The basic idea is that you ::submit Threaded objects to the Pool , which it adds to the next available Worker , distributing your Threaded objects (circular) across all Workers .
The following is super simple code for PHP7 (pthreads v3):
<?php $jobs = []; while (count($jobs) < 2000) { $jobs[] = mt_rand(0, 1999); } $pool = new Pool(8); foreach ($jobs as $job) { $pool->submit(new class($job) extends Threaded { public function __construct(int $job) { $this->job = $job; } public function run() { var_dump($this->job); } }); } $pool->shutdown(); ?>
The work is useless, obviously. In the real world, I think your $jobs array continues to grow, so you can just swap foreach for some do {} while and continue to call ::submit for new jobs.
In the real world, you'll want to collect garbage in the same loop (just call Pool::collect with no parameters for the default behavior).
It is noteworthy that none of this would be possible if it really were that PHP was not intended to work in multi-threaded environments ... it is definitely .

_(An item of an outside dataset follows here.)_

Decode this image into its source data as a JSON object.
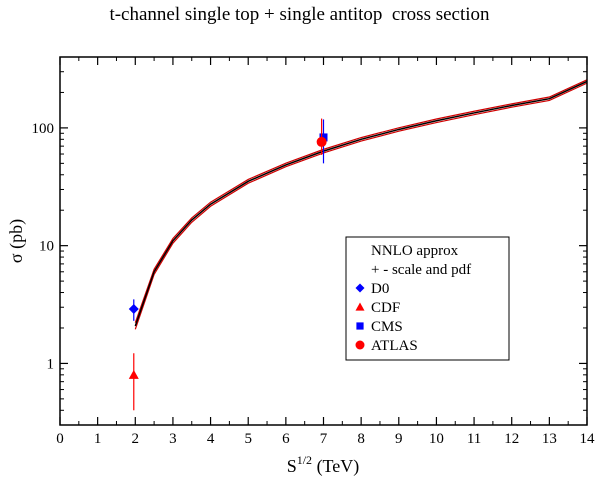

This is the answer to the question, but it does not make it the best solution to your problem.
You mentioned in the comments that you assume that 8 threads running Symfony code take up less memory than 8 processes. This is not the case, PHP does not share anything all the time. You can expect that 8 Symfony threads take up as much memory as 8 Symfony processes, in fact, a bit more. The advantage of using threads over processes is that they can communicate, synchronize and (communicate) with each other.
Just because you can does not mean what you need. The best solution for this task is probably to use a ready-made package or software designed to perform the necessary actions.
Learning this material is good enough to implement a reliable solution - it will take a long time and you wonβt want to deploy this first solution ...
If you decide to ignore my advice and let it go, you can find many examples in the github repository for pthreads.